Gabe Wigginton, a high school student and candidate on TEC 575, speaks in the Wahlert Catholic High School chapel in Dubuque on the final day of the retreat Nov. 12. (Photo by Dan Russo/The Witness)

Jenna Michel, a Wahlert teacher,  served as director for the Nov. 10-13 retreat.

“I’m currently making a playlist for them to take away because they don’t have their phones, which is a blessing because we really want them to focus on God’s time,” said Michel, during a break on the final day. “I think the biggest difference from past generations is their ability to multitask, because life is so fast for them. They are constantly being bombarded by their phone, by the use of their computer … . With this group, they have had the best ability to slow down and to really listen with their hearts, not just their ears, and this group is a beautiful group of singers.”

Over the last half-century, TEC has had a major impact on the course of many lives. Such is the case with Julie Scmidt, the TEC program director for the archdiocese who served on the team of TEC 575.

The school counselor and youth minister from Bellevue attended her first retreat, TEC #389, at Marquette Catholic High School in 1996.

“(TEC) was a very influential weekend for me in my faith journey,” she said. “TEC is completely intertwined back and forth through my life. Without that TEC experience, I wouldn’t have become involved in ministry in college or continued ministry after college.”

Schmidt, a public school graduate, became familiar with Marquette through the retreat and later took her first job there. As TEC program director, she helps maintain continuity in the local TEC retreats based on a national standard.

“The overall set up of TEC is the same with a few minor adjustments,” she said.

Jim Kuhl, theology teacher and TEC coordinator at Wahlert, is a 40-year veteran of the retreats who believes passionately in their value for young people.

“The candidates can experience what that’s like (to have) a personal encounter with Jesus,” he said. “During the talks and the discussions they experience what that’s like in that person’s  life and then they can integrate that into their own life and take that with them.”

A candidate speaks to her peers and team members during the latest TEC. (Photo by Dan Russo/The Witness)

Although many participants have profound mountaintop experiences on their first TEC, this is not true for everyone.  Father Andy Upah, spiritual director for TEC #575, is an example of this. He attended his first retreat in Cedar Rapids as a high school senior.

“I had a head cold,” he recalled. “I felt miserable. There were some good things about it, but I didn’t connect with anybody really well.”

Despite his initial experience, Father Upah got much more out of coming back the following year, and then again in college, as a team member.

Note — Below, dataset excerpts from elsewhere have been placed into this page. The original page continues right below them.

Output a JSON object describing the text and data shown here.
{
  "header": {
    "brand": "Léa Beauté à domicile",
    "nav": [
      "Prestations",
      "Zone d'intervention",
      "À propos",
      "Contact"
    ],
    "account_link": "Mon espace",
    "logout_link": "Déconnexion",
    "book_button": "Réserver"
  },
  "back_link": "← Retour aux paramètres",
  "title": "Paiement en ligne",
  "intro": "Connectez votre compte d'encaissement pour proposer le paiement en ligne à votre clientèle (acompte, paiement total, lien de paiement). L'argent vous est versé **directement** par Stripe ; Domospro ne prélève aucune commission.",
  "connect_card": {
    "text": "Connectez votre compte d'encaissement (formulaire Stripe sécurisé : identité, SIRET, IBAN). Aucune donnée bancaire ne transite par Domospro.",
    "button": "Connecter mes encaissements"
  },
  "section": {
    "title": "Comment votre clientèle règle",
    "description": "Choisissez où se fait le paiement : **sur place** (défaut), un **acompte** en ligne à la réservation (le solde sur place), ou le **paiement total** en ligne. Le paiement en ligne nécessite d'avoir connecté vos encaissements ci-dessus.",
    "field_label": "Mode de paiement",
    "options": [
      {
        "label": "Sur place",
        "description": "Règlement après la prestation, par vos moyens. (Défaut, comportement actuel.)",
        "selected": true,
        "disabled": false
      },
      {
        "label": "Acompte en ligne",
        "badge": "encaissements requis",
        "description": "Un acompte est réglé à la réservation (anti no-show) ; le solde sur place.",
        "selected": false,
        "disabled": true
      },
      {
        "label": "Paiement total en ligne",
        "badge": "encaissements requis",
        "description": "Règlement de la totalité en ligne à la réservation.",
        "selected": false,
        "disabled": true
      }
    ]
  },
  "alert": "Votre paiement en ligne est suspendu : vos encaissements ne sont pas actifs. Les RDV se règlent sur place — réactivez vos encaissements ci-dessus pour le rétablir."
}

“I really enjoyed working the TECs after that,” he said. “I like helping, and I
really like being behind the scenes. There’s something about being a part of it but not having to speak in front of it, which is so ironic right now.”

Father Upah gave one of the talks during TEC 575, and also celebrated Mass and the sacrament of reconciliation.

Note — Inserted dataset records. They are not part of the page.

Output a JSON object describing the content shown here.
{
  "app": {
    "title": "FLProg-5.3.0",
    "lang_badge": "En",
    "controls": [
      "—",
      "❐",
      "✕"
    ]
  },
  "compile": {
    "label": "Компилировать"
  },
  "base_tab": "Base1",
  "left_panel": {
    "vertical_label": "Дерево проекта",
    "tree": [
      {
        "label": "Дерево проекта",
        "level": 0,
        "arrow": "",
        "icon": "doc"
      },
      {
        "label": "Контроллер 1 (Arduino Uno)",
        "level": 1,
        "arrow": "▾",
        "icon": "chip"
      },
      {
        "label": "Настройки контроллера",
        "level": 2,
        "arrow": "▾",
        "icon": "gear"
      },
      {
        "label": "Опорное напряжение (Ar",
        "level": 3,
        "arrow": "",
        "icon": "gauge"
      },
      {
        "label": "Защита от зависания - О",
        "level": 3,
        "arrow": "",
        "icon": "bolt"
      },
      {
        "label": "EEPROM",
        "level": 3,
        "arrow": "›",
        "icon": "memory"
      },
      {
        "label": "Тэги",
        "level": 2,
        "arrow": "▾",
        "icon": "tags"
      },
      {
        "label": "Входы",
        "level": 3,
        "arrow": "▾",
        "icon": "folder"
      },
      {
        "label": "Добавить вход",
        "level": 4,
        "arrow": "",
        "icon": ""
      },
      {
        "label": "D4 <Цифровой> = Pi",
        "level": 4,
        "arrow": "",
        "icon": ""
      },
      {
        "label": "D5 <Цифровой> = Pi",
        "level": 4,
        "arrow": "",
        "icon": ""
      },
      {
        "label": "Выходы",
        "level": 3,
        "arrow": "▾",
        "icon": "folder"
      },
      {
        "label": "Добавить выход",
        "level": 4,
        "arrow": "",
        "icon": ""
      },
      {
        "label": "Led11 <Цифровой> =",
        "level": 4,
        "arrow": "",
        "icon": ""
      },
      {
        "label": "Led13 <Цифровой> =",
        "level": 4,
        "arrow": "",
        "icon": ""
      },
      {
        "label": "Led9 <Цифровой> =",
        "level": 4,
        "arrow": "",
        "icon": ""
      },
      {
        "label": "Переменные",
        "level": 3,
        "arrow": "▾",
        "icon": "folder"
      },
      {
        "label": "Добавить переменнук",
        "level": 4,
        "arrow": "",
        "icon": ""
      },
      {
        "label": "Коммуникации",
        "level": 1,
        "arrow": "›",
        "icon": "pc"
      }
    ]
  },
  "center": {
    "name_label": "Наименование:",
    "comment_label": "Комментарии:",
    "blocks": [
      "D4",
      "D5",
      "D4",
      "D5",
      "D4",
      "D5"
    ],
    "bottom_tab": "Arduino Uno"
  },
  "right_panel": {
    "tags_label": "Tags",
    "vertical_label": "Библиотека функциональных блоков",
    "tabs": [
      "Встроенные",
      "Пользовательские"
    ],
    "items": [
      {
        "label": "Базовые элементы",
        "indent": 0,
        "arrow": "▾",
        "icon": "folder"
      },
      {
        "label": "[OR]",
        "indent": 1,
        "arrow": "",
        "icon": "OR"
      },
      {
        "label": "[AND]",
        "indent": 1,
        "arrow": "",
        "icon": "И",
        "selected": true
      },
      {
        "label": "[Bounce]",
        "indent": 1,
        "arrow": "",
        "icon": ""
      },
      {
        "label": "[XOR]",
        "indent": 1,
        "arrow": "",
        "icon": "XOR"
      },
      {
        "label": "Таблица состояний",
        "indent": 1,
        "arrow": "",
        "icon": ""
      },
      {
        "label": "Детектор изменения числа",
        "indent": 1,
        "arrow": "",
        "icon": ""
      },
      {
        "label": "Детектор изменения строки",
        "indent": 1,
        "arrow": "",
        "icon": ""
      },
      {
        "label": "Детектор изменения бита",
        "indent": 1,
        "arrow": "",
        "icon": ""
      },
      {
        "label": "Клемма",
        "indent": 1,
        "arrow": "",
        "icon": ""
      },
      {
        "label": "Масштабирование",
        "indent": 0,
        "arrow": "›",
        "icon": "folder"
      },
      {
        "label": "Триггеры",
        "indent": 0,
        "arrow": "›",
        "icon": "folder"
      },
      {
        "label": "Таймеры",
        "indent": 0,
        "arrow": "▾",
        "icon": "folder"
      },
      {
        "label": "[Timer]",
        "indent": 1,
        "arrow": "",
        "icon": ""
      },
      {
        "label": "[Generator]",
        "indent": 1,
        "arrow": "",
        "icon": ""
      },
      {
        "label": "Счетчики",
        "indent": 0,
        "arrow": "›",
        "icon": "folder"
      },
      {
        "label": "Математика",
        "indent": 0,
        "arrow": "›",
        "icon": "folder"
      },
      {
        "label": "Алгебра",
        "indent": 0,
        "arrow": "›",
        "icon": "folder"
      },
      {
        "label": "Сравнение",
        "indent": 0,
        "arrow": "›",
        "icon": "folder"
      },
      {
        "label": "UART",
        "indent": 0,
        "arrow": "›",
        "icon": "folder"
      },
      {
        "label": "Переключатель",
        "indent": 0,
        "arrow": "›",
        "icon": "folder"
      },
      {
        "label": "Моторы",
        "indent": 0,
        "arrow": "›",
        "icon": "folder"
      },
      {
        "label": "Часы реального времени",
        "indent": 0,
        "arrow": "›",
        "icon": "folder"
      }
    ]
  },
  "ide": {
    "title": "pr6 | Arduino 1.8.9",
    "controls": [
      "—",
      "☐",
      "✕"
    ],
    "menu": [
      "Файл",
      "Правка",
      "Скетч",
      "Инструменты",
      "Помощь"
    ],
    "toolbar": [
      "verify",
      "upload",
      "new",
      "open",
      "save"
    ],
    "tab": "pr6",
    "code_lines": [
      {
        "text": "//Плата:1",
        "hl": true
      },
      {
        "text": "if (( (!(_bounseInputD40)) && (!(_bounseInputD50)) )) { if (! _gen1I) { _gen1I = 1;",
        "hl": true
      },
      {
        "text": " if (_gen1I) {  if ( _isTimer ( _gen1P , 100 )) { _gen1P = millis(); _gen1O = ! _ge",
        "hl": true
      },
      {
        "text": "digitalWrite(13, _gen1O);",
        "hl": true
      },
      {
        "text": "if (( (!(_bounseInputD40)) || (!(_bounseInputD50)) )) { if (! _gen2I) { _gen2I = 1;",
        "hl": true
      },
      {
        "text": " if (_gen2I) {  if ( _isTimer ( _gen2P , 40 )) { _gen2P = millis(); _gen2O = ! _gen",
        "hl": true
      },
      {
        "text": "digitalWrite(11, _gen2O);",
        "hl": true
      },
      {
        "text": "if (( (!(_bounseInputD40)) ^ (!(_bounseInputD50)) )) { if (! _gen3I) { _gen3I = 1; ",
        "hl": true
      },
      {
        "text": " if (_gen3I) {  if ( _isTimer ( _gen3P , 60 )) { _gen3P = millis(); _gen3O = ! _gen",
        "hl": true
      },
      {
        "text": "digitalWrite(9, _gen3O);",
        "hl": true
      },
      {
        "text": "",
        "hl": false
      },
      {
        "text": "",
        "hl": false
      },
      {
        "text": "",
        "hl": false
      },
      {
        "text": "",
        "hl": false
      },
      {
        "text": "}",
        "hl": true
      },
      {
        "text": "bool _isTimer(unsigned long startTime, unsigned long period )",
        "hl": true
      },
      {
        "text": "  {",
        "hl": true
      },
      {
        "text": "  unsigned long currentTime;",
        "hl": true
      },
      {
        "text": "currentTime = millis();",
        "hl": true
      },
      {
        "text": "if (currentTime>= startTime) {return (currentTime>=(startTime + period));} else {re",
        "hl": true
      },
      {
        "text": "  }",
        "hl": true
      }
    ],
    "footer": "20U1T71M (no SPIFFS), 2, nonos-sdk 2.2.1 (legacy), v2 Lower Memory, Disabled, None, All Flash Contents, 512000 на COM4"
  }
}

“What I did hear a couple people say is how important confession and the communal reconciliation we did (was),” reflected the priest.

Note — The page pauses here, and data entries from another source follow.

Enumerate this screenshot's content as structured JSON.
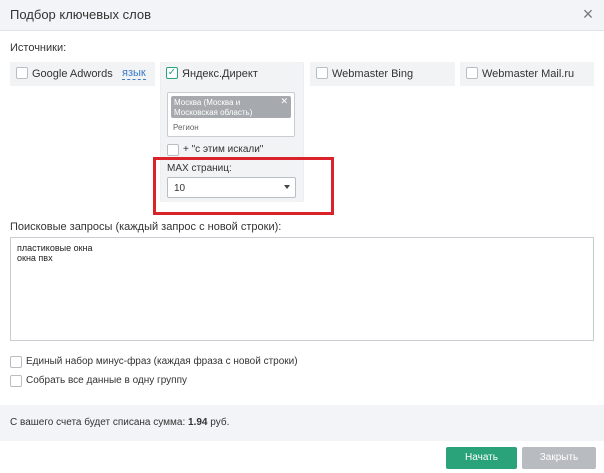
{
  "dialog": {
    "title": "Подбор ключевых слов",
    "close_glyph": "×"
  },
  "sources": {
    "label": "Источники:",
    "google": {
      "name": "Google Adwords",
      "checked": false,
      "lang_link": "язык"
    },
    "yandex": {
      "name": "Яндекс.Директ",
      "checked": true
    },
    "bing": {
      "name": "Webmaster Bing",
      "checked": false
    },
    "mailru": {
      "name": "Webmaster Mail.ru",
      "checked": false
    }
  },
  "yandex_options": {
    "region_tag": "Москва (Москва и Московская область)",
    "region_placeholder": "Регион",
    "also_searched": "+ \"с этим искали\"",
    "max_pages_label": "MAX страниц:",
    "max_pages_value": "10"
  },
  "queries": {
    "label": "Поисковые запросы (каждый запрос с новой строки):",
    "value": "пластиковые окна\nокна пвх"
  },
  "options": {
    "minus_phrases": "Единый набор минус-фраз (каждая фраза с новой строки)",
    "one_group": "Собрать все данные в одну группу"
  },
  "footer": {
    "charge_text": "С вашего счета будет списана сумма:",
    "amount": "1.94",
    "currency": "руб."
  },
  "buttons": {
    "start": "Начать",
    "close": "Закрыть"
  },
  "colors": {
    "accent": "#2aa37a",
    "highlight": "#d9222a",
    "link": "#3b7cc4"
  }
}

While taking a break from working on his homily for the final liturgy, Father Upah said he hoped the candidates would go home having a stronger relationship with God.

“They realize hopefully a lot of people are going through their own struggles with faith and their own struggles with family and friends and they’re not alone in it all,” he said. “Even though we have those relationships, those people are still prone to let us down because we still often love with a human love, but who won’t let us down is Jesus. If we have that strong relationship with our God, that’s what’s going to get us through.”

Mary Fruend, one the candidates, said she hoped to pass on some of the knowledge she gained from TEC to others who participate in Kairos, an upcoming retreat for juniors.

“I’m going to be leading a Kairos this year, and I wanted to strengthen my relationship with God and strengthen my faith before I did that just so I’ll be able to give the juniors a better experience,” she said.